Gabon : le face-à-face Oligui Nguema–Ondo Ossa, une bataille d’horizons irréconciliables

2025-06-10 14:22:00
La dernière sortie médiatique du Pr. Albert Ondo Ossa, le 8 juin 2025, marque une étape décisive dans le paysage politique post-transition du Gabon. Par son refus catégorique de toute collaboration avec le président de la transition, Brice Clotaire Oligui Nguema, le leader de la plateforme Alternance 2023 ne se contente pas de se positionner en opposant : il revendique une contre-légitimité. Et cela constitue un tournant majeur dans la recomposition politique en cours.
En déclarant que « qu’on le veuille ou non, il y a deux forces en présence : Oligui, la force militaire, et moi, la légitimité populaire », Ondo Ossa redéfinit le champ politique gabonais en des termes binaires et explosifs. Il oppose :
- Une autorité issue d’un coup de force militaire, certes adoubée par une partie du peuple, mais sans passage par les urnes ;
- Une légitimité électorale revendiquée, fondée sur les résultats (contestés) du scrutin d’août 2023, qu’il considère comme une élection confisquée.
Ce positionnement est stratégique : Ondo Ossa n’est pas en opposition idéologique ou conjoncturelle à Oligui Nguema, il nie à ce dernier le droit d’exister comme autorité politique légitime. Il ne critique pas la méthode : il conteste le fondement même de la transition.
Dans un contexte où plusieurs anciens opposants ont accepté des postes dans les structures de la transition, la posture d’Ondo Ossa tranche. Il devient l’homme de la « résistance morale », celui qui n’a pas transigé. En politique, cette position minoritaire mais claire peut devenir redoutable, surtout à l’approche d’un processus de retour à l’ordre constitutionnel. Il capitalise sur une idée simple : "je suis resté fidèle au vote du peuple", là où d’autres auraient été achetés par le système.
S’il parvient à cristalliser la frustration populaire qui monte lentement face aux lenteurs de la transition, il pourrait redevenir un acteur central, non plus comme opposant, mais comme alternative.
Qualifiant Oligui de « porteur de sac devenu chef par surprise », Ondo Ossa joue avec brio la carte du mépris élitaire. Il cherche à décrédibiliser la compétence du chef de l’État non sur la base de faits de gestion, mais sur le sentiment d’usurpation et d’improvisation. Ce type de rhétorique, populiste mais efficace, peut séduire les couches populaires lassées des technocrates, des militaires et des réformistes timides.
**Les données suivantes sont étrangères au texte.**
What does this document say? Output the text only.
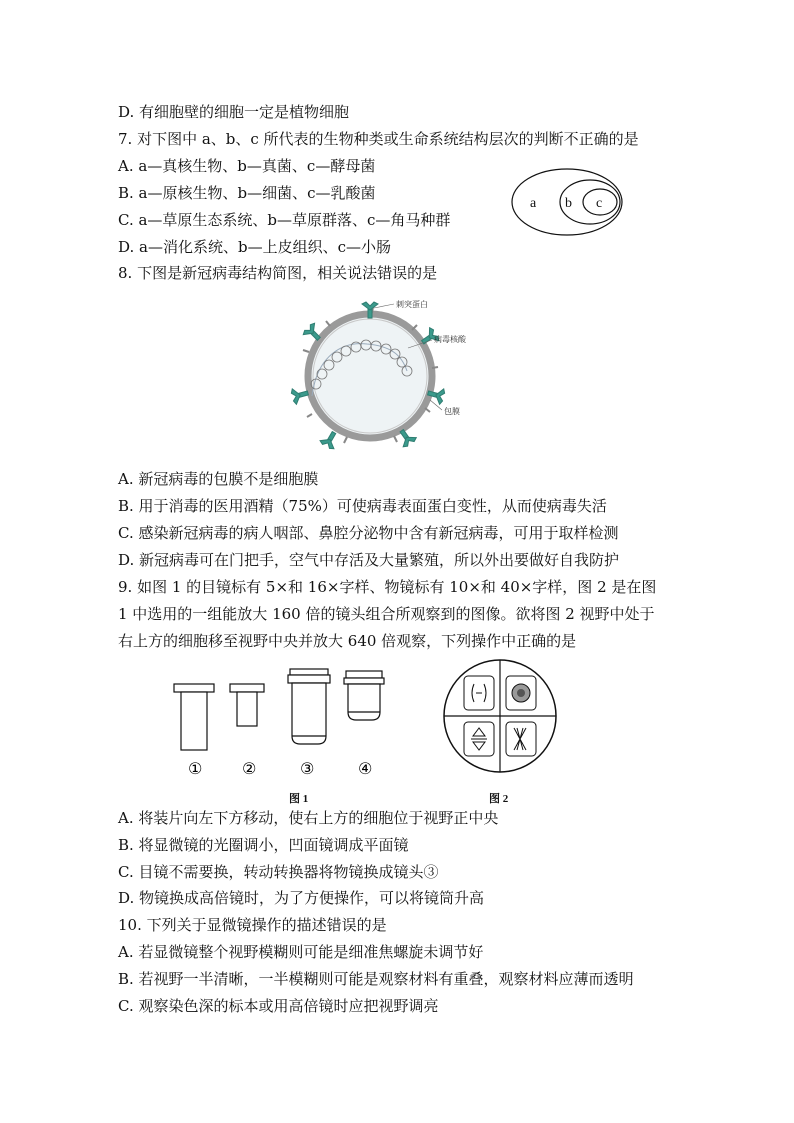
D. 有细胞壁的细胞一定是植物细胞
7. 对下图中 a、b、c 所代表的生物种类或生命系统结构层次的判断不正确的是
A. a—真核生物、b—真菌、c—酵母菌
B. a—原核生物、b—细菌、c—乳酸菌
C. a—草原生态系统、b—草原群落、c—角马种群
D. a—消化系统、b—上皮组织、c—小肠
8. 下图是新冠病毒结构简图，相关说法错误的是
A. 新冠病毒的包膜不是细胞膜
B. 用于消毒的医用酒精（75%）可使病毒表面蛋白变性，从而使病毒失活
C. 感染新冠病毒的病人咽部、鼻腔分泌物中含有新冠病毒，可用于取样检测
D. 新冠病毒可在门把手，空气中存活及大量繁殖，所以外出要做好自我防护
9. 如图 1 的目镜标有 5×和 16×字样、物镜标有 10×和 40×字样，图 2 是在图
1 中选用的一组能放大 160 倍的镜头组合所观察到的图像。欲将图 2 视野中处于
右上方的细胞移至视野中央并放大 640 倍观察，下列操作中正确的是
A. 将装片向左下方移动，使右上方的细胞位于视野正中央
B. 将显微镜的光圈调小，凹面镜调成平面镜
C. 目镜不需要换，转动转换器将物镜换成镜头③
D. 物镜换成高倍镜时，为了方便操作，可以将镜筒升高
10. 下列关于显微镜操作的描述错误的是
A. 若显微镜整个视野模糊则可能是细准焦螺旋未调节好
B. 若视野一半清晰，一半模糊则可能是观察材料有重叠，观察材料应薄而透明
C. 观察染色深的标本或用高倍镜时应把视野调亮
a b c
刺突蛋白
病毒核酸
包膜
① ②	③	④
图 1	图 2
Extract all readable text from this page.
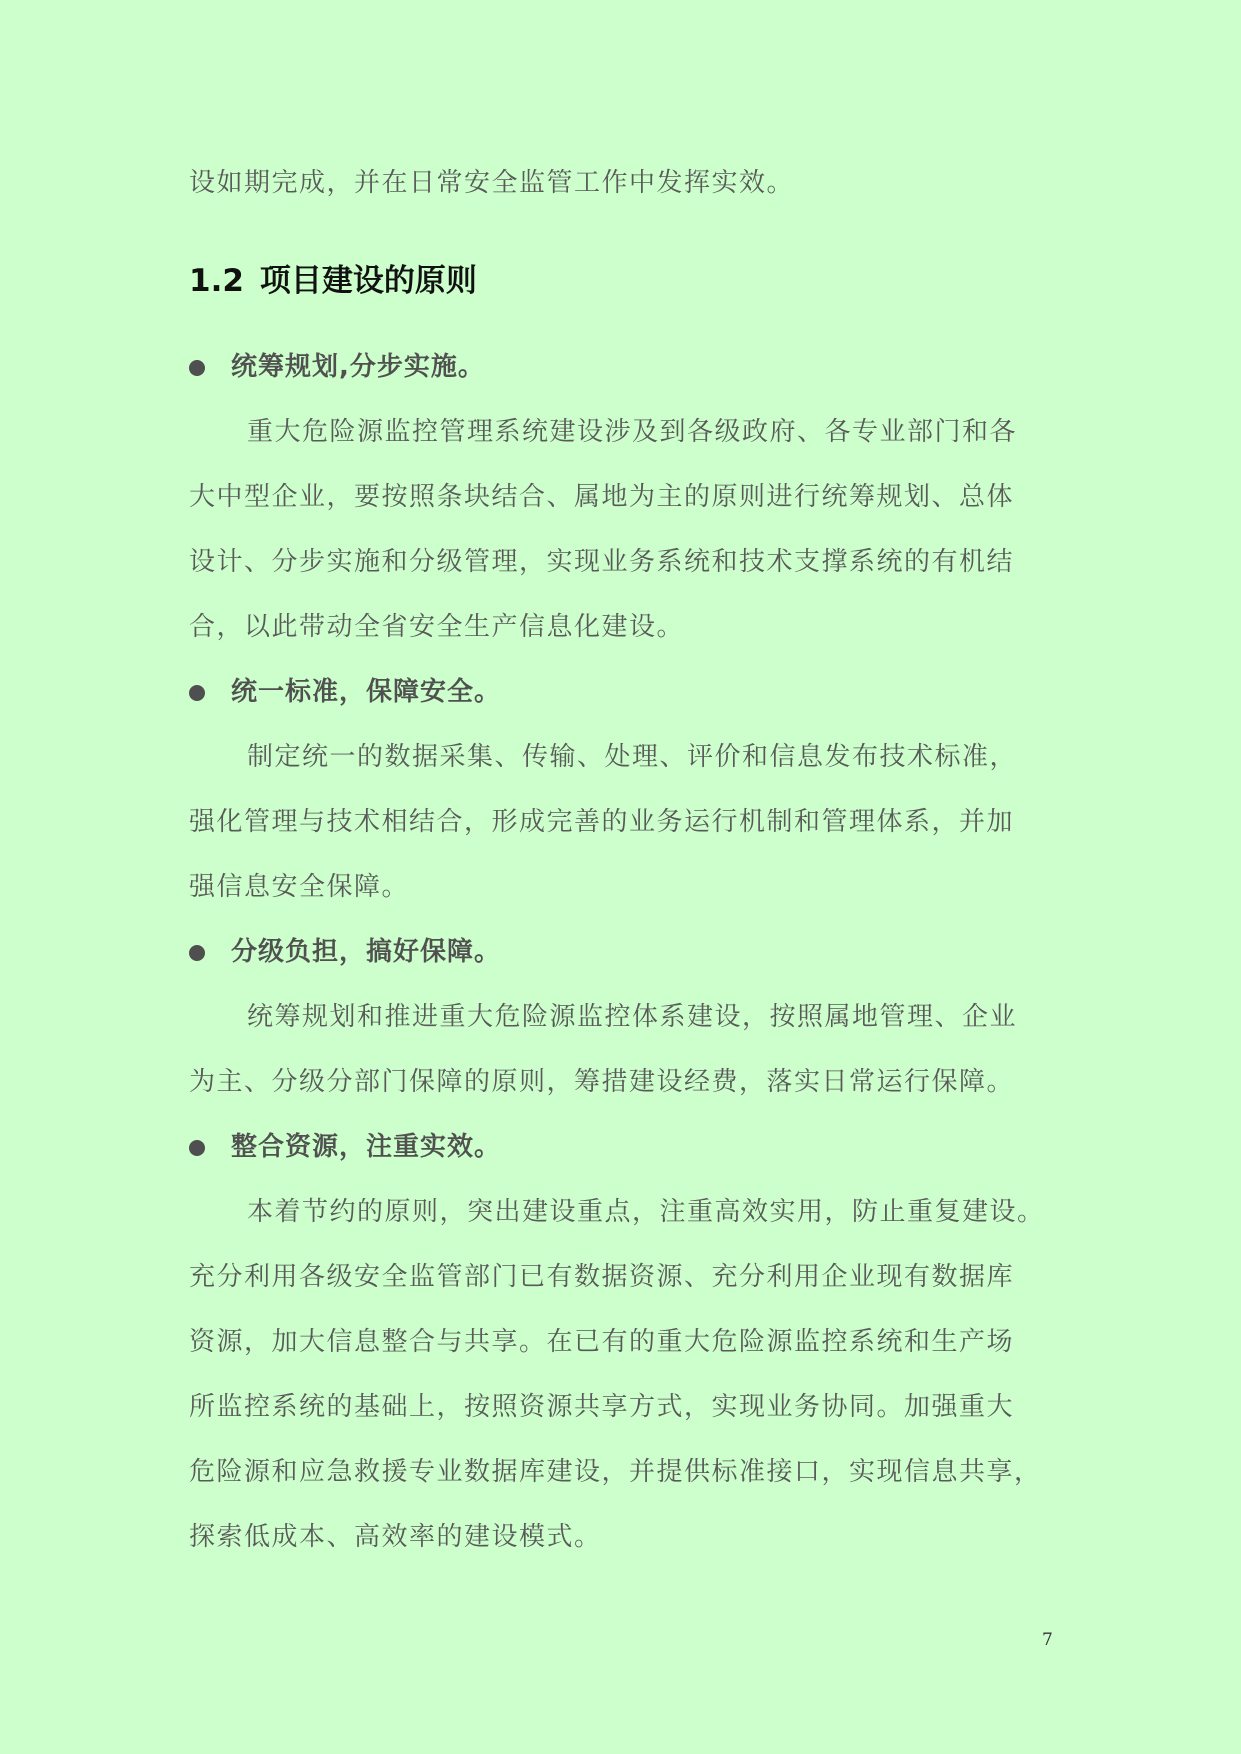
设如期完成，并在日常安全监管工作中发挥实效。
1.2 项目建设的原则
统筹规划,分步实施。
重大危险源监控管理系统建设涉及到各级政府、各专业部门和各
大中型企业，要按照条块结合、属地为主的原则进行统筹规划、总体
设计、分步实施和分级管理，实现业务系统和技术支撑系统的有机结
合，以此带动全省安全生产信息化建设。
统一标准，保障安全。
制定统一的数据采集、传输、处理、评价和信息发布技术标准，
强化管理与技术相结合，形成完善的业务运行机制和管理体系，并加
强信息安全保障。
分级负担，搞好保障。
统筹规划和推进重大危险源监控体系建设，按照属地管理、企业
为主、分级分部门保障的原则，筹措建设经费，落实日常运行保障。
整合资源，注重实效。
本着节约的原则，突出建设重点，注重高效实用，防止重复建设。
充分利用各级安全监管部门已有数据资源、充分利用企业现有数据库
资源，加大信息整合与共享。在已有的重大危险源监控系统和生产场
所监控系统的基础上，按照资源共享方式，实现业务协同。加强重大
危险源和应急救援专业数据库建设，并提供标准接口，实现信息共享，
探索低成本、高效率的建设模式。
7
Cependant, le risque est réel : en se radicalisant trop tôt, sans alliance ni base électorale solide, il pourrait s’enfermer dans une posture de prophète solitaire, sans effet politique concret.
À travers cette déclaration, le clivage se clarifie. D’un côté, Oligui Nguema cherche à donner corps à une transition institutionnelle maîtrisée, avec un équilibre entre rupture et continuité. De l’autre, Albert Ondo Ossa refuse toute forme de consensus avec le système, même transitoire.
C’est le choc entre une légitimité de transition assumée et une légitimité de rupture revendiquée, un affrontement entre deux visions de l’après-Bongo :
-
Oligui veut réformer le système de l’intérieur ;
-
Ondo Ossa veut l’abattre complètement et repartir de zéro.
La sortie d’Albert Ondo Ossa révèle un fait essentiel : le Gabon post-août 2023 entre dans une phase de clarification politique. Si Oligui est aujourd’hui encore perçu comme un homme de rupture, les critiques récurrentes et l’absence de transformation rapide du quotidien gabonais pourraient éroder cette image.
Dans ce contexte, Ondo Ossa pourrait incarner, pour une partie de la population, le recours ultime, non pas par programme, mais par posture. À condition toutefois de sortir de l’incantation pour proposer une alternative structurée.
Le duel Oligui–Ondo Ossa, s’il se confirme, pourrait devenir le clivage politique majeur des prochaines années, et structurer durablement le débat public au Gabon.